Je suis bien conscient de la nature irritante de la situation des monopoles de service public, des insuffisances constatées par les consommateurs, usagers, clients…et contribuables , des nécessités de changer, de transformer, de modifier, d’arrêter la culture des blocages, mais il faut toujours réfléchir à l’amélioration du système en place et non à sa détérioration et c’est souvent les professionnels de base, les quotidiens du service public qui peuvent nous indiquer quelles sont les possibilités de progrès et les réformes souhaitables et possibles.
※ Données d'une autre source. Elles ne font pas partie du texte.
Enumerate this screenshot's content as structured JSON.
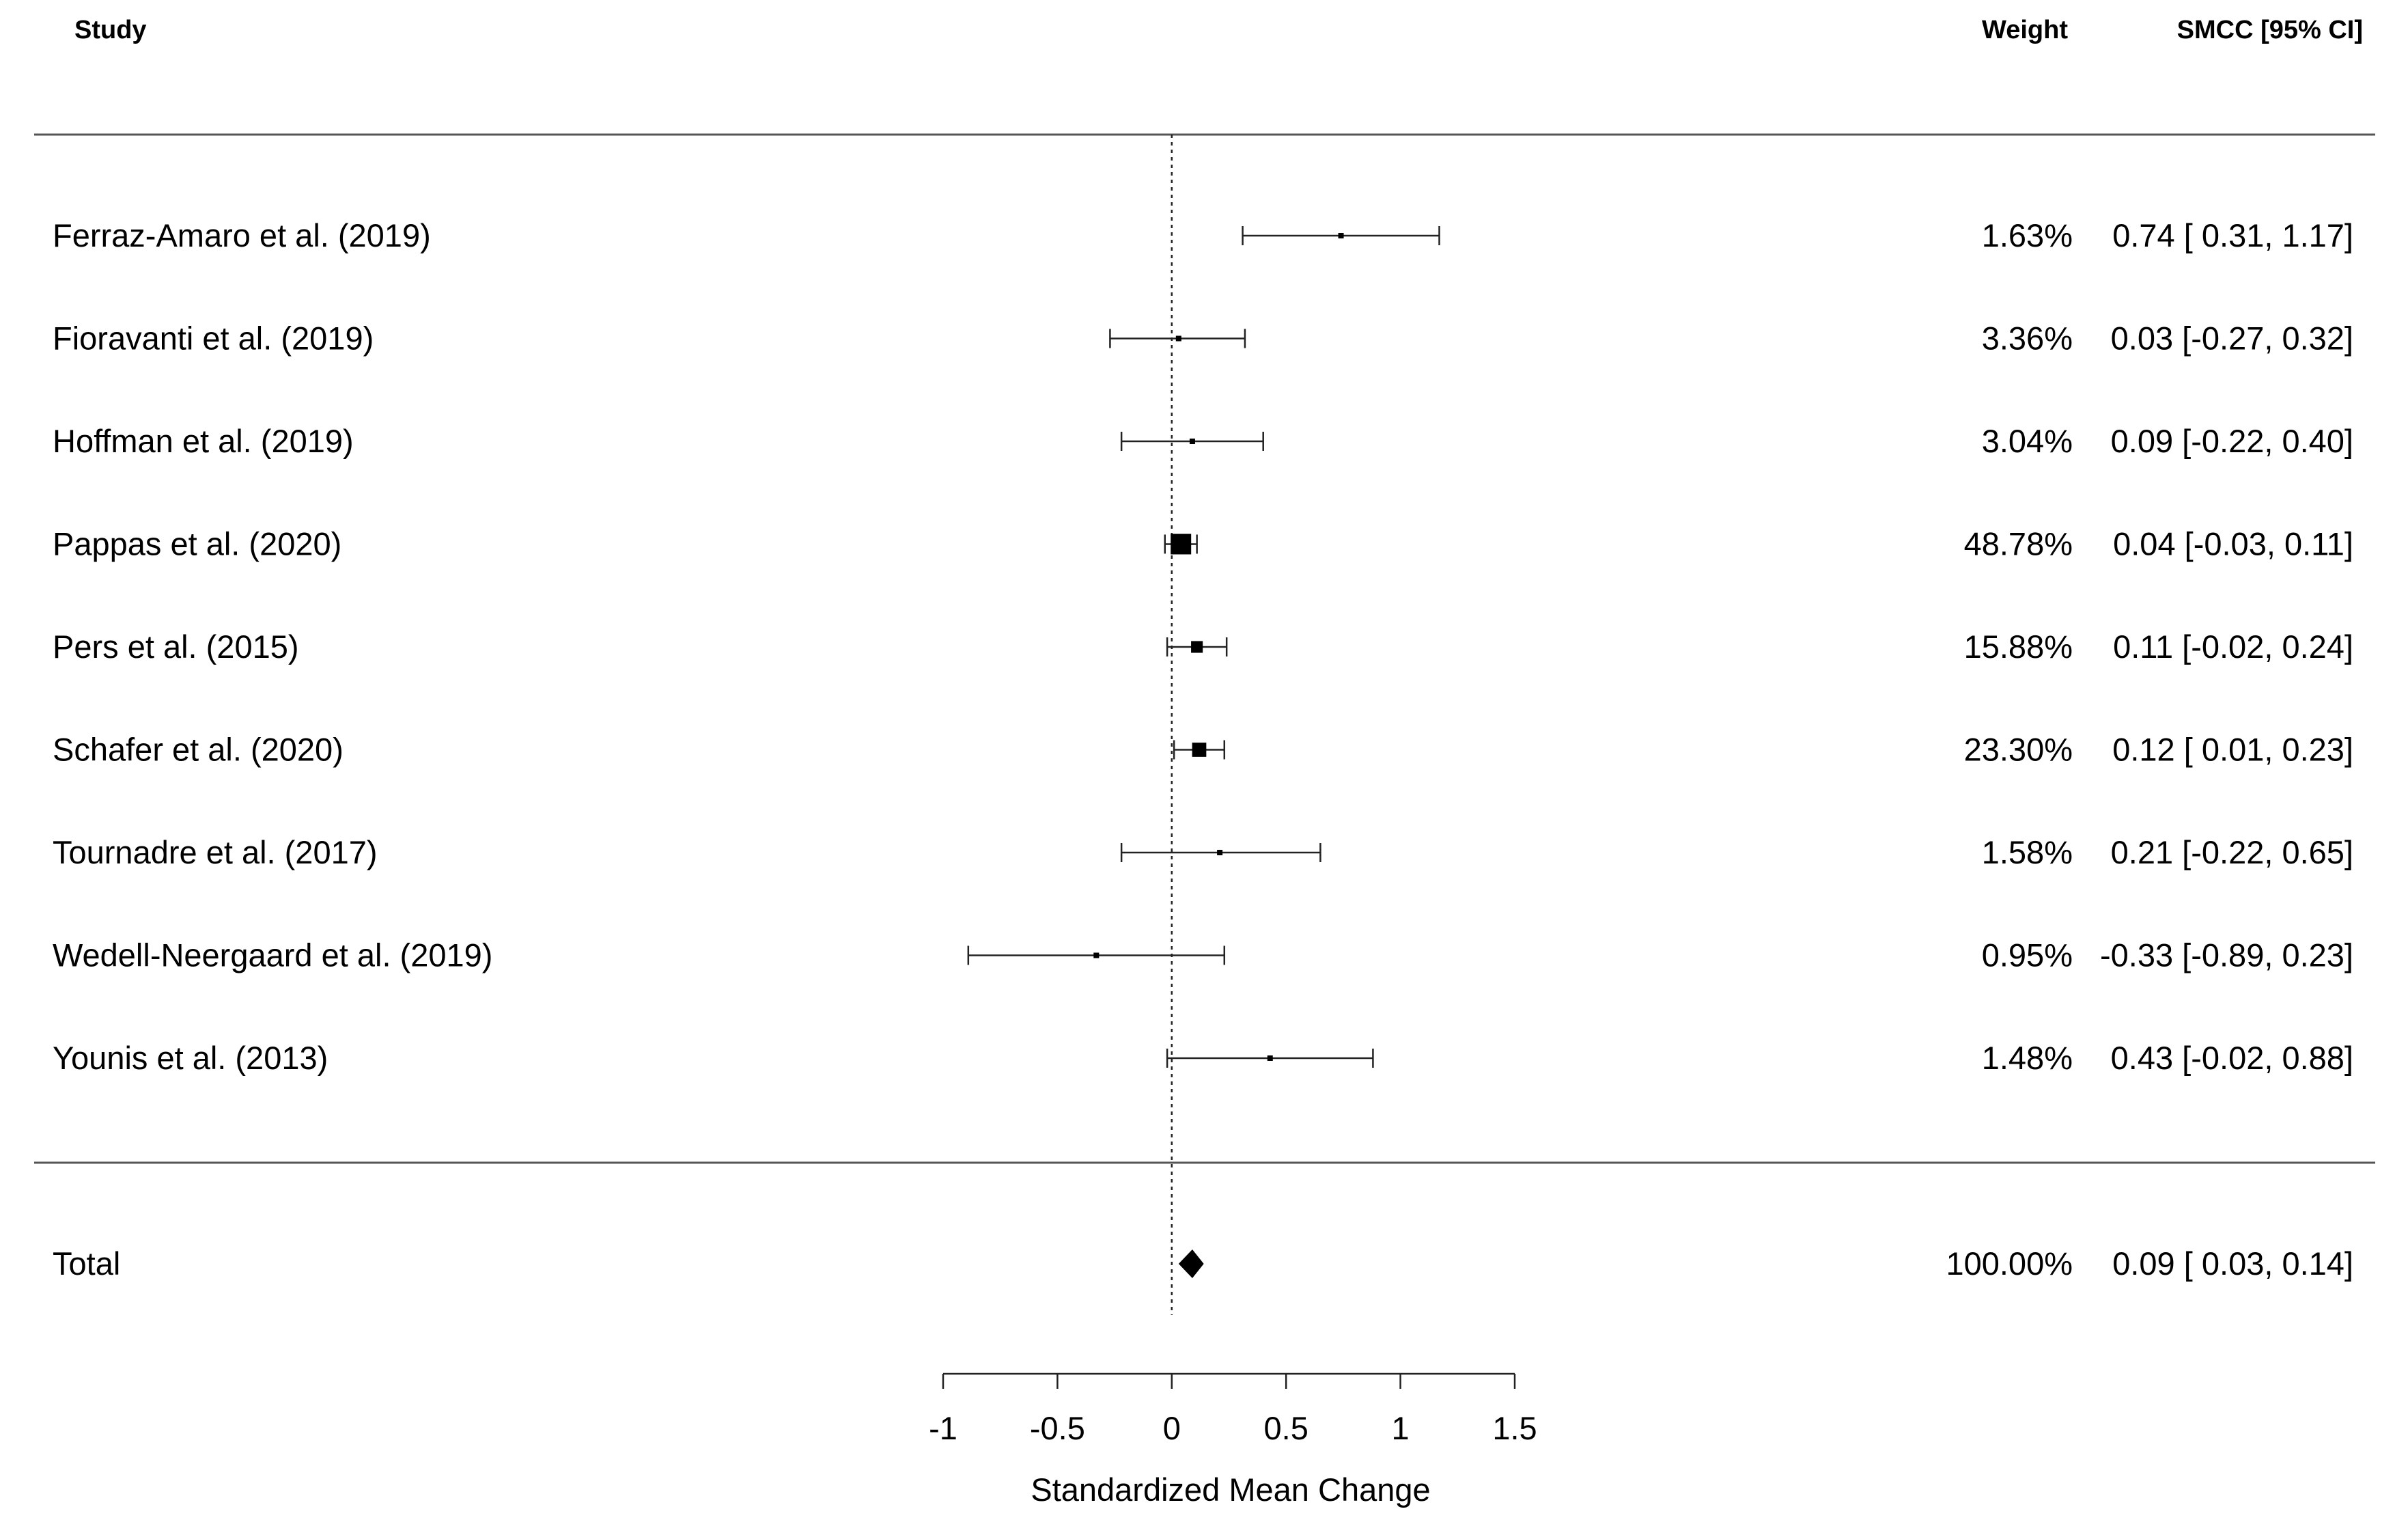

Je ne doute pas de la bonne volonté des hommes et des femmes qui se penchent aujourd’hui au chevet des rigidités mortifères de la société française, je pense simplement, en les écoutant, qu’il faudrait qu’ils aillent visiter les endroits où les choses se font et qu’ils ne parlent pas, qu’ils se contentent d’écouter ce que les « affreux nantis des services publics à la française « veulent voir se maintenir et ce qu’il faut absolument changer, ils seront surpris de constater combien leurs désirs rencontreront les leurs.